Estudos: Facultat de Belles Arts, Universitat
de Barcelona; Universidade de Coimbra. Vive e trabalha em Coimbra.
Em "Artistas Portugueses na Colecção da Fundação de Serralves", é o
director do Museu, João Fernandes, quem enuncia: "António Barros é dos
nomes relevantes do contexto da poesia experimental e das artes
performativas em Portugal.
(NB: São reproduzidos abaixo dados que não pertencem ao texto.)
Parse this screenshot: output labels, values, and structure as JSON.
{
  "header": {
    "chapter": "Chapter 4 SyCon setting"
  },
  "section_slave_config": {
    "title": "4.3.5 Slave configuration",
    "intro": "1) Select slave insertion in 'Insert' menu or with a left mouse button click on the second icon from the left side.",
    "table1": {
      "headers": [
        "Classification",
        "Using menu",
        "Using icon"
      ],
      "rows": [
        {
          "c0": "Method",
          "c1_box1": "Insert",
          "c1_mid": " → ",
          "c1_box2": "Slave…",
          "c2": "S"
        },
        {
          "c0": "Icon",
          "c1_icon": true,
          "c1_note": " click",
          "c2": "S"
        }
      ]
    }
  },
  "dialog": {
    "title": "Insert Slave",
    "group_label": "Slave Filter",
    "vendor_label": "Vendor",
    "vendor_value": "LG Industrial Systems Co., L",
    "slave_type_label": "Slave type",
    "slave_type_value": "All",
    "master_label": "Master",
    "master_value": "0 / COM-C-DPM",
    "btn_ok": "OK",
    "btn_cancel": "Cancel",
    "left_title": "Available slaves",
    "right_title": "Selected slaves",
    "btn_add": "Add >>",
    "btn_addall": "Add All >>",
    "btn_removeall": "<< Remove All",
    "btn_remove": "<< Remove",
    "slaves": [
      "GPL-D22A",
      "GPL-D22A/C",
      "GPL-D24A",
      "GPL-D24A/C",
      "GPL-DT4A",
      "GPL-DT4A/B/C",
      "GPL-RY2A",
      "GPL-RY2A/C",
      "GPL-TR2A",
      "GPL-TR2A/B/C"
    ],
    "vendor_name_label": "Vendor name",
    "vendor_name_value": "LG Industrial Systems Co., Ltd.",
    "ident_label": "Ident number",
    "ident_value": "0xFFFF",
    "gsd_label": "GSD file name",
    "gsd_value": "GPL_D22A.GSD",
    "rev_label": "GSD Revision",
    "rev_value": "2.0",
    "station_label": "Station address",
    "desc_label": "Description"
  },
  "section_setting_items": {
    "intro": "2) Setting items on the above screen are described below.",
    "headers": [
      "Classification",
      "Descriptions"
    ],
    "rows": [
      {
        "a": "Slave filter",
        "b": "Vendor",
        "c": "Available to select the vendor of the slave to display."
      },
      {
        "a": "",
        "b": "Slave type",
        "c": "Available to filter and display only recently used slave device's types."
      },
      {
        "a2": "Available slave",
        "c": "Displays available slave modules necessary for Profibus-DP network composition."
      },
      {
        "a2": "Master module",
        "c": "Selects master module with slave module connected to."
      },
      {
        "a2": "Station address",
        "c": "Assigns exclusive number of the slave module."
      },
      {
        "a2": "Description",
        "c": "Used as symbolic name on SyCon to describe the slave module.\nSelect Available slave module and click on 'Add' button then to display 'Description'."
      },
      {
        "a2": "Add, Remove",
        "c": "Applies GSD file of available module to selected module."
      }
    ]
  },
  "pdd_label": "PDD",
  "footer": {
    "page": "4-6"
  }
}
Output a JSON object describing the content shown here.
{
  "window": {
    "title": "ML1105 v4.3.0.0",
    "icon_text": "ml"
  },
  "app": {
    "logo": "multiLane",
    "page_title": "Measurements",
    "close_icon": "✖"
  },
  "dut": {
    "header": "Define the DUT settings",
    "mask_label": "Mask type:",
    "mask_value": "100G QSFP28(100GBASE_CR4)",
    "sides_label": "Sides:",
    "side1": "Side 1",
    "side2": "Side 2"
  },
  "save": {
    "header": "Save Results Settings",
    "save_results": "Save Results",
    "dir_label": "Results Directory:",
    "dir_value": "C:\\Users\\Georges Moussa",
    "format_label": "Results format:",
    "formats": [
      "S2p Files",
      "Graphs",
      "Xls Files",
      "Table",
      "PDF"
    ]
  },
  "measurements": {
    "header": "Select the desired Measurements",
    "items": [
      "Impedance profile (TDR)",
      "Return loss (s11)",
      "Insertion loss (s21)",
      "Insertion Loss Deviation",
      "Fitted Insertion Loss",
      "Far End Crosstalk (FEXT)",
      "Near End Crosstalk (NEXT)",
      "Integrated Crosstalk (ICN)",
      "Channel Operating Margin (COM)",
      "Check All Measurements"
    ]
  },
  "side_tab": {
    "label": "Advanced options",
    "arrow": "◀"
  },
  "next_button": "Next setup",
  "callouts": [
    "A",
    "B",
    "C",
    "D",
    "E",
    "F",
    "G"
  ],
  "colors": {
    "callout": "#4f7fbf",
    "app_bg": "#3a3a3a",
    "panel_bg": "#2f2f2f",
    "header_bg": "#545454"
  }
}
A obra de António Barros objectualiza e
espacializa o texto, explorando novas polissemias originadas pelo
cruzamento da textualidade com uma visualidade iconoclasta e
irreverente".
De sensibilidade fluxista, a sua obra convoca não só uma arte de
situação debordiana, como ainda a Escultura Social de Joseph Beuys,
tendo também trabalhado com Wolf Vostell no Vostell Fluxus Zug, Das
Mobile Museum Kunst Akademie em Leverkusen.
Se as suas artitudes convocam o situacionismo de Guy Debord ao visitar a
poésie directe francesa, Lawrence Ferlinghetti, pioneiro do Movimento da
Beat Generation para a poesia - quando destaca a obra performativa
"Revolução" em Cogolin, 1986 -, e Julien Blaine - ao publicar "Tradição"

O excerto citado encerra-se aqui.